With the acquisition of Hudson City Centre, the County is contemplating vacating 401 State Street as well as 610 State Street and moving the departments and personnel now located in those two buidings to either Hudson City Centre or Ockawamick. This would free up adequate space in these two buildings (24,000 square feet at 401 State and 12,000 square feet at 601 State) to accommodate the Department of Social Services and other human services agencies and keep them in the City of Hudson. The scope of the Ockawamick renovation would be downsized, and the plan to create a transportation system to Ockawamick would be scrapped, since the Department of Social Services would remain in Hudson. A five-year-old plan to develop a City-owned vacant lot at the southwest corner of State and Fourth streets—across Fourth Street from 401 State—into a parking lot will move ahead "to supplement the existing parking."
The reconsideration of the plan to move DSS to Ockawamick comes, said Baer, "in response to the legitmate and thoughtful concerns raised by the Mayor, various public officials, and members of the public."

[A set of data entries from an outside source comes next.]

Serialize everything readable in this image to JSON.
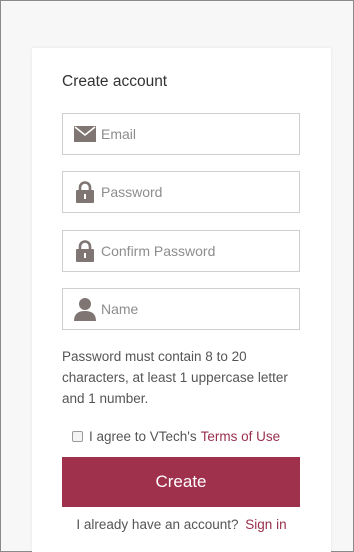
{
  "form": {
    "title": "Create account",
    "email": {
      "placeholder": "Email",
      "value": ""
    },
    "password": {
      "placeholder": "Password",
      "value": ""
    },
    "confirm_password": {
      "placeholder": "Confirm Password",
      "value": ""
    },
    "name": {
      "placeholder": "Name",
      "value": ""
    },
    "hint": "Password must contain 8 to 20 characters, at least 1 uppercase letter and 1 number.",
    "agree_text": "I agree to VTech's",
    "terms_link": "Terms of Use",
    "agree_checked": false,
    "create_label": "Create",
    "signin_text": "I already have an account?",
    "signin_link": "Sign in"
  },
  "colors": {
    "accent": "#a0314d",
    "link": "#9a2f4d",
    "icon": "#7f7573"
  },
  "icons": {
    "email": "envelope-icon",
    "password": "lock-icon",
    "confirm_password": "lock-icon",
    "name": "user-icon"
  }
}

At the end of the press conference, Linda Mussmann, who as head of the Bottom Line Party had been the principal organizer of the many protests against moving DSS out of Hudson, asked Baer if he was committed to keeping DSS in Hudson. After Baer responded in the affirmative, Mussmann expressed her appreciation for being allowed to participate in the discussion instead being relegated to carrying signs out on the sidewalk. But in this golden moment of cooperation and bipartisanship, Scalera advised her not to throw her signs away just yet.